Não pretendo negar os inúmeros benefícios proporcionados pelo sol. Não discordo da teoria de que em países frios os índices de depressão são maiores. Quero apenas dizer que faço parte de uma minoria incompreendida que se sente feliz em dias de chuva.
Os dias cinzentos e frios, com uma chuvinha fina, podem nos obrigar a uma postura mais reflexiva diante da vida e diante de nós mesmos. Um dia frio pede um bom livro, um filme mais introspectivo, uma conversa intimista.
Os dias cinzentos e frios podem ser uma boa oportunidade para olharmos para dentro de nós mesmos.
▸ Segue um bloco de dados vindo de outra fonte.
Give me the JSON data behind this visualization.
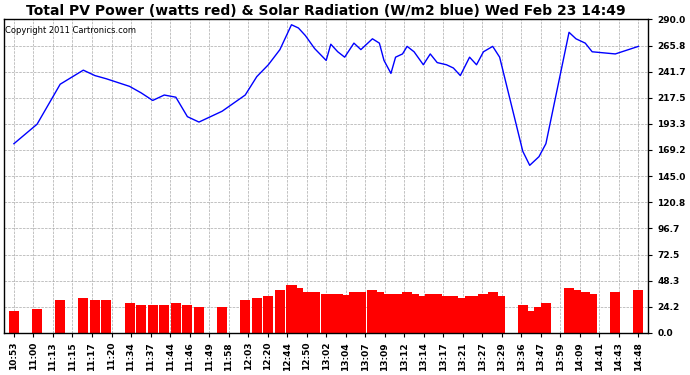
{
  "title": "Total PV Power (watts red) & Solar Radiation (W/m2 blue) Wed Feb 23 14:49",
  "copyright": "Copyright 2011 Cartronics.com",
  "y_ticks": [
    0.0,
    24.2,
    48.3,
    72.5,
    96.7,
    120.8,
    145.0,
    169.2,
    193.3,
    217.5,
    241.7,
    265.8,
    290.0
  ],
  "x_labels": [
    "10:53",
    "11:00",
    "11:13",
    "11:15",
    "11:17",
    "11:20",
    "11:34",
    "11:37",
    "11:44",
    "11:46",
    "11:49",
    "11:58",
    "12:03",
    "12:20",
    "12:44",
    "12:50",
    "13:02",
    "13:04",
    "13:07",
    "13:09",
    "13:12",
    "13:14",
    "13:17",
    "13:21",
    "13:27",
    "13:29",
    "13:36",
    "13:47",
    "13:59",
    "14:09",
    "14:41",
    "14:43",
    "14:48"
  ],
  "solar_radiation": [
    175,
    193,
    230,
    243,
    238,
    235,
    228,
    222,
    215,
    220,
    218,
    200,
    195,
    205,
    220,
    237,
    248,
    262,
    285,
    282,
    275,
    263,
    252,
    267,
    260,
    255,
    268,
    262,
    272,
    268,
    252,
    240,
    255,
    258,
    265,
    260,
    248,
    258,
    250,
    248,
    245,
    238,
    255,
    248,
    260,
    265,
    255,
    168,
    155,
    163,
    175,
    278,
    272,
    268,
    260,
    258,
    265
  ],
  "solar_x": [
    0,
    1,
    2,
    3,
    3.5,
    4,
    5,
    5.5,
    6,
    6.5,
    7,
    7.5,
    8,
    9,
    10,
    10.5,
    11,
    11.5,
    12,
    12.3,
    12.6,
    13,
    13.5,
    13.7,
    14,
    14.3,
    14.7,
    15,
    15.5,
    15.8,
    16,
    16.3,
    16.5,
    16.8,
    17,
    17.3,
    17.7,
    18,
    18.3,
    18.7,
    19,
    19.3,
    19.7,
    20,
    20.3,
    20.7,
    21,
    22,
    22.3,
    22.7,
    23,
    24,
    24.3,
    24.7,
    25,
    26,
    27
  ],
  "pv_power": [
    20,
    22,
    30,
    32,
    30,
    30,
    28,
    26,
    26,
    26,
    28,
    26,
    24,
    24,
    30,
    32,
    34,
    40,
    44,
    42,
    38,
    38,
    36,
    36,
    36,
    35,
    38,
    38,
    40,
    38,
    36,
    36,
    36,
    36,
    38,
    36,
    34,
    36,
    36,
    34,
    34,
    32,
    34,
    34,
    36,
    38,
    34,
    26,
    20,
    24,
    28,
    42,
    40,
    38,
    36,
    38,
    40
  ],
  "bg_color": "#ffffff",
  "plot_bg_color": "#ffffff",
  "line_color_blue": "#0000ff",
  "bar_color_red": "#ff0000",
  "grid_color": "#aaaaaa",
  "title_fontsize": 10,
  "copyright_fontsize": 6,
  "tick_fontsize": 6.5,
  "y_min": 0.0,
  "y_max": 290.0
}
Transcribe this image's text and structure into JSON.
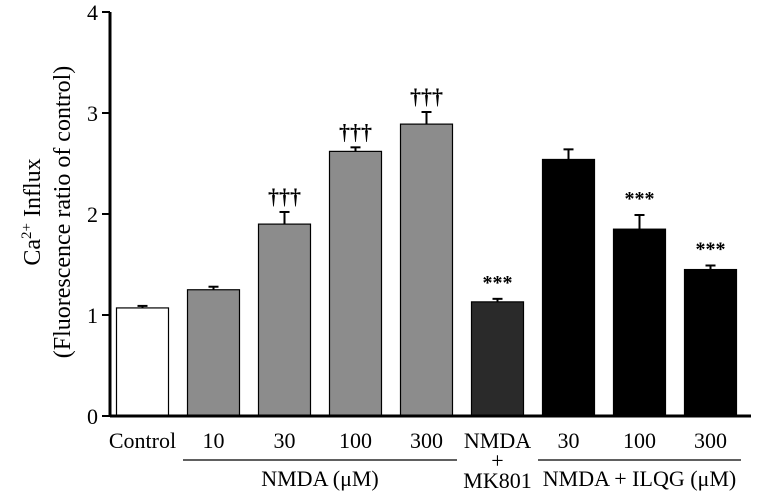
{
  "chart_data": {
    "type": "bar",
    "title": "",
    "ylabel_line1_prefix": "Ca",
    "ylabel_line1_sup": "2+",
    "ylabel_line1_suffix": " Influx",
    "ylabel_line2": "(Fluorescence ratio of control)",
    "ylim": [
      0,
      4
    ],
    "yticks": [
      "0",
      "1",
      "2",
      "3",
      "4"
    ],
    "categories": [
      "Control",
      "10",
      "30",
      "100",
      "300",
      "NMDA + MK801",
      "30",
      "100",
      "300"
    ],
    "category_labels": [
      [
        "Control"
      ],
      [
        "10"
      ],
      [
        "30"
      ],
      [
        "100"
      ],
      [
        "300"
      ],
      [
        "NMDA",
        "+",
        "MK801"
      ],
      [
        "30"
      ],
      [
        "100"
      ],
      [
        "300"
      ]
    ],
    "values": [
      1.07,
      1.25,
      1.9,
      2.62,
      2.89,
      1.13,
      2.54,
      1.85,
      1.45
    ],
    "errors": [
      0.02,
      0.03,
      0.12,
      0.04,
      0.12,
      0.03,
      0.1,
      0.14,
      0.04
    ],
    "annotations": [
      "",
      "",
      "†††",
      "†††",
      "†††",
      "***",
      "",
      "***",
      "***"
    ],
    "colors": [
      "#ffffff",
      "#8c8c8c",
      "#8c8c8c",
      "#8c8c8c",
      "#8c8c8c",
      "#2a2a2a",
      "#000000",
      "#000000",
      "#000000"
    ],
    "groups": [
      {
        "label": "NMDA (μM)",
        "start": 1,
        "end": 4
      },
      {
        "label": "NMDA + ILQG (μM)",
        "start": 6,
        "end": 8
      }
    ]
  }
}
Podem ser uma oportunidade para fazer uma leitura mais complexa, estudar um assunto qualquer, escrever, transformar pensamentos vagos em palavras consistentes.
Os dias cinzentos e frios facilitam a intelectualidade, o gosto por uma música clássica, um filme antigo. Ver um suspense de Hitchcock numa tarde cinzenta pode ser bem inspirador . Assistir a um épico enrolado em um cobertor pode ser bem aconchegante. Um filminho de terror, mais assustador. E se olharmos pela janela do metrô num dia frio, ouvindo uma música instrumental, as pessoas se movimentando na plataforma com seus casacos e guarda- chuvas nos parecerão dançarinos executando uma espécie de coreografia.
Tomar um café fumegante ou um chocolate quente num dia frio é saboroso. Se num dia ou noite fria não é possível tagarelar ao redor de uma mesinha ao ar livre com um copo de cerveja gelada na mão, é delicioso tomar um chocolate com rum num barzinho alternativo ou uma taça de vinho barato ao som de um jazz ou de um blues. Os dias frios e cinzentos me trazem um gosto de boemia à boca e na alma tudo parece fazer mais sentido.
O frio nos convida ao romance, ao olho no olho. Não existe tanta pele à mostra. Somos obrigados a focar no essencial: no movimento labial, no leve rubor do rosto depois de uma lufada de vento frio ou do falso constrangimento após uma piada picante. Temos que nos concentrar no brilho dos olhos, no arquear das sobrancelhas, uma mecha de cabelo escorregando pelo rosto.
O frio nos pede para ler a pilha de jornais do canto da sala sob a tépida luz do abajur do quarto. O frio acalma o corpo e agita a alma. E tudo o que acontecia do lado de fora, nas praias , nos bares, nas piscinas públicas, começa a se desenrolar dentro de nós.
Em dias frios testamos novas receitas, temos mais apetite, uma boa desculpa para uns dois ou três copos de vinho a mais. Podemos beber sem transpirar, andar na rua nos sentindo frescos. Podemos andar no metrô nos sentindo protegidos . O contato do outro não irrita tanto.
Em dias frios, podemos sentir uma paixão melancólica por tudo aquilo que mais queremos e nos lembrar com uma doce pontada de dor dos amores perdidos. Nenhum sentimento parece vão ou tolo num dia de chuva. Tudo é revivido na alma ao som das lembranças tépidas.
Em dias frios e de chuva, as tolices de amor viram atos heroicos e não nos arrependemos de ter ofertado nosso coração numa bandeja de prata junto com o chá e as torradas. Num dia de chuva é possível tomar uma caneca fumegante de chá inglês , lendo Jane Austen e se sentindo Lizzy Bennet. Num dia de chuva é possível ler Jane Eyre e sentir o frio doer nos ossos como as pobres meninas do orfanato.
Em um dia frio e de chuva, ninguém diz “eu sou mais eu”. Todo mundo relembra o passado e chora as suas lágrimas. Todo mundo sente saudade de algo. Tudo mundo fica mais sensível, mais romântico, mais dolorido, mais humano. A alegria pura sem uma pitada de melancolia me parece um pouco fútil. Sim, amo a delicadeza de alma que os dias frios e de chuva trazem.
Não, este post não é triste. Este post foi escrito por alguém que realmente ama baixas temperaturas e dias cinzentos. Olho pela janela com uma xícara de café fumegante nas mãos. Sinto possibilidades infinitas brilharem em meu coração.